NIRA Dynamics、Sensataと戦略的協業を発表 ― タイヤトレッド深さ監視ソリューションを共同開発

Sensataの新しいタイヤ・トレッド深さ監視(TDM)ソリューションは、NIRA Dynamicsのトレッド摩耗推定ソフトウェアを活用し、タイヤが安全でないレベルまで摩耗した際に、車両OEM、ドライバー、フリートへタイムリーなアラートを提供します。これにより、適切なタイミングでの整備が可能となります。

ソフトウェアベースのTDMシステムは、既存の電子制御ユニット(ECU)に統合可能であり、車両メーカーはカスタムソフトウェア開発を行うことなく、複数のプラットフォームへ迅速に導入することができます。

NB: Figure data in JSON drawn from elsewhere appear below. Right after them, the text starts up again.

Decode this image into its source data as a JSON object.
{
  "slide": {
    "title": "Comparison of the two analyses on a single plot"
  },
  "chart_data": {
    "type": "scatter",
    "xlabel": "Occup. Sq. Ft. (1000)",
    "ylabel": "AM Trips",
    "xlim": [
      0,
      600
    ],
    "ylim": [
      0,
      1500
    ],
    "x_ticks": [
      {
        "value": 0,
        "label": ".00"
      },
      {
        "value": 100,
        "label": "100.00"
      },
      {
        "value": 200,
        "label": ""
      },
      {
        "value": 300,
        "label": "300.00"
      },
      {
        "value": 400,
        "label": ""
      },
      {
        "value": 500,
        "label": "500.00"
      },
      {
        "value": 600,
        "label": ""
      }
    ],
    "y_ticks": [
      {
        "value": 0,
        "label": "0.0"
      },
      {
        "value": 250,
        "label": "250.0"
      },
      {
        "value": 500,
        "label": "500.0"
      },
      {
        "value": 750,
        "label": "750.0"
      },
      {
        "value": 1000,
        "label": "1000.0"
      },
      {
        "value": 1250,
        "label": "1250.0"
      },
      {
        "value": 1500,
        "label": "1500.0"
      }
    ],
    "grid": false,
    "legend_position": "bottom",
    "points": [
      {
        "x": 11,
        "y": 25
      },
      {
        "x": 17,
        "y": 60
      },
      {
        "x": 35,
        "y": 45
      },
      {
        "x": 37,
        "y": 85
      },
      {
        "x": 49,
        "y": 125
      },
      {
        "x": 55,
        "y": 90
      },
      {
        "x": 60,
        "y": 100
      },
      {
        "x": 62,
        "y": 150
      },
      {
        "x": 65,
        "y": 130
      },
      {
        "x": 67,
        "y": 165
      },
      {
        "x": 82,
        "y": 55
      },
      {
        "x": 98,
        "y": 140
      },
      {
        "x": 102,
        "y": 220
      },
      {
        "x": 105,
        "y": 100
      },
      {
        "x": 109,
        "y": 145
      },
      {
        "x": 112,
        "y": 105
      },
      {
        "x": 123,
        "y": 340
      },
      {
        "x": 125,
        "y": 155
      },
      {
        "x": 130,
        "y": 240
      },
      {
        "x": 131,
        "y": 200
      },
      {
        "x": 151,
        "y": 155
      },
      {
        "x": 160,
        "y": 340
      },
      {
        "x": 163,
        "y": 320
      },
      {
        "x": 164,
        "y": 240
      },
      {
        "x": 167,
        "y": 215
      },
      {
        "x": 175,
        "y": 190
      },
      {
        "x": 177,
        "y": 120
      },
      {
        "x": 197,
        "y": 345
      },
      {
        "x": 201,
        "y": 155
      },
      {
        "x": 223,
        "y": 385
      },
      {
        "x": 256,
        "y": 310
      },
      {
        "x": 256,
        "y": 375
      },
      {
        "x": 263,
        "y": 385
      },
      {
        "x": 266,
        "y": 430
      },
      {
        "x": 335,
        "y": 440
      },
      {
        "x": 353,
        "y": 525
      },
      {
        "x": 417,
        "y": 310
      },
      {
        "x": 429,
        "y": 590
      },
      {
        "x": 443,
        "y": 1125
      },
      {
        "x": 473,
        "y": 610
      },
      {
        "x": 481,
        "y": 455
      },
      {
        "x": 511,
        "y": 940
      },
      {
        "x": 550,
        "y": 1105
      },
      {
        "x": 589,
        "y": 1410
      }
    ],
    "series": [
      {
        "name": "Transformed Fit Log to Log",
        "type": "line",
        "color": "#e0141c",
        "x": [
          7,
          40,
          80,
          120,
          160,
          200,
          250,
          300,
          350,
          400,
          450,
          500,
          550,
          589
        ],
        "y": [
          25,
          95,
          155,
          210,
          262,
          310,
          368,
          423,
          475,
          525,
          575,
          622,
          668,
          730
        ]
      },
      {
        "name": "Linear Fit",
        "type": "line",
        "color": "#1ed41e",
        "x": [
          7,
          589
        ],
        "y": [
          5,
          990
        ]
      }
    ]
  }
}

スウェーデン・リンシェーピング、2022年3月16日
NIRA Dynamicsは本日、Sensata Technologies (NYSE: ST)との新たな協業を発表しました。本協業により、自動車OEM向けに、タイヤの健全性を最適化し、安全性、効率性、稼働率を向上させる、高精度かつ堅牢なタイヤ・トレッド深さ監視(TDM)「バーチャルセンサー」システムを提供します。
Sensataが提供するTDMソリューションは、NIRA Dynamicsのトレッド摩耗推定ソフトウェアを基盤としており、タイヤが危険な摩耗状態に達した際に、OEM、ドライバー、フリートに対して適切なタイミングで通知を行うよう設計されています。

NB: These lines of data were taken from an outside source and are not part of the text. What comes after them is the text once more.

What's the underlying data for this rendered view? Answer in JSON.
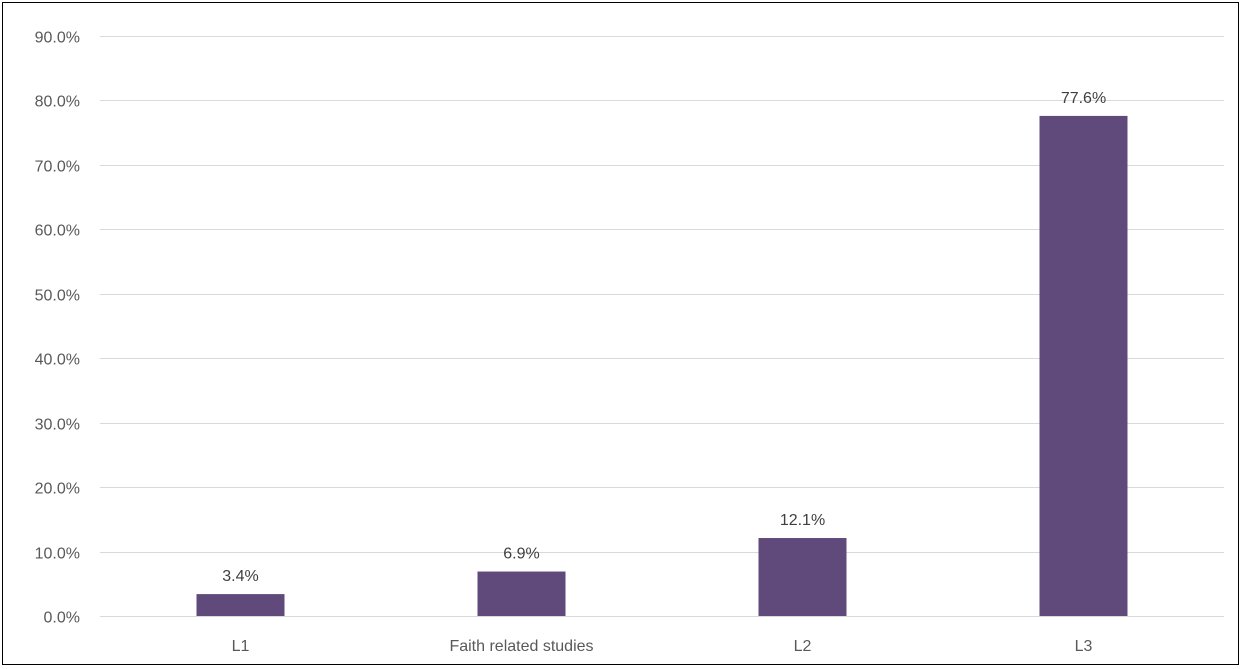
{
  "chart_data": {
    "type": "bar",
    "categories": [
      "L1",
      "Faith related studies",
      "L2",
      "L3"
    ],
    "values": [
      3.4,
      6.9,
      12.1,
      77.6
    ],
    "data_labels": [
      "3.4%",
      "6.9%",
      "12.1%",
      "77.6%"
    ],
    "title": "",
    "xlabel": "",
    "ylabel": "",
    "ylim": [
      0,
      90
    ],
    "yticks": [
      0,
      10,
      20,
      30,
      40,
      50,
      60,
      70,
      80,
      90
    ],
    "ytick_labels": [
      "0.0%",
      "10.0%",
      "20.0%",
      "30.0%",
      "40.0%",
      "50.0%",
      "60.0%",
      "70.0%",
      "80.0%",
      "90.0%"
    ],
    "grid": true,
    "legend": "none",
    "bar_color": "#604a7b"
  }
}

本ソリューションは、Sensata Technologiesが有する自動車用センサー分野での専門性と、NIRA Dynamicsの組み込みソフトウェアおよびクラウドサービス開発における強みを融合したものです。これにより、Sensataの市場をリードするタイヤ安全製品に、新たな安全性およびメンテナンス機能が追加されます。
このバーチャルセンサーシステムは、車両にすでに搭載されている複数のセンサーからデータを取得・統合する革新的な技術で、タイヤの摩耗状態に関する高精度な情報を提供します。

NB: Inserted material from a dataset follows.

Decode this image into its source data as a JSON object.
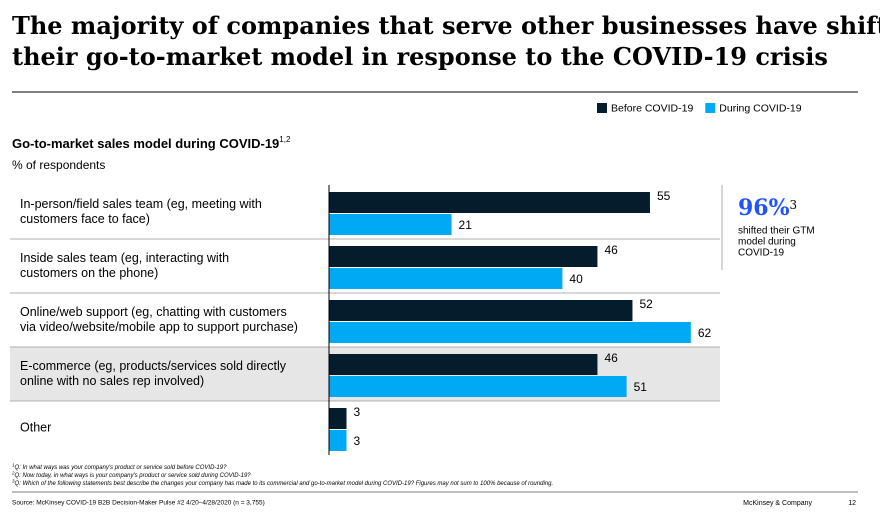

本ソフトウェアベースのシステムは、複雑なアルゴリズムを用いてトレッド深さの減少を監視し、さまざまな実環境条件の影響を補正します。また、タイヤの交換やローテーションにも対応し、単に走行距離を測定するだけでは得られない、より包括的なソリューションを実現します。
バーチャルTDMは既存のECUに統合可能で、多様なタイヤ仕様や車両設計に適応するよう設計されています。これにより、車両メーカーは特別なソフトウェア開発を行うことなく、複数の車両プラットフォームへ迅速に展開することができます。

Sensata Technologiesのオートモーティブ部門バイスプレジデントであるEric Sorret(エリック・ソレ)は次のように述べています。
「NIRA Dynamicsとともに自動車業界向けの新技術に取り組めることを大変うれしく思います。Sensataは20年以上にわたりタイヤ技術を開発してきましたが、この新しいバーチャルセンサーは、その経験をさらに次のレベルへ引き上げるものです。既存のセンサーから取得されているデータを活用・分析することで、お客様に正確で価値ある情報を提供できます。」

NIRA DynamicsのCEOであるLisa Åbom(リサ・オーボム)は次のように述べています。
「NIRAとSensataの協業は、まさに理想的な組み合わせです。車両データとクラウドサービスにおける当社の経験と、Sensataのタイヤ安全製品、インフラ、そして幅広い顧客基盤を組み合わせることで、追加のハードウェアを車両に搭載することなく、車両メーカーとその顧客にさらなるインサイトを提供できます。本ソリューションは、ドライバーのタイヤ状態に対する認識を高め、タイヤ起因の事故削減に貢献することで、安全性を大きく向上させます。」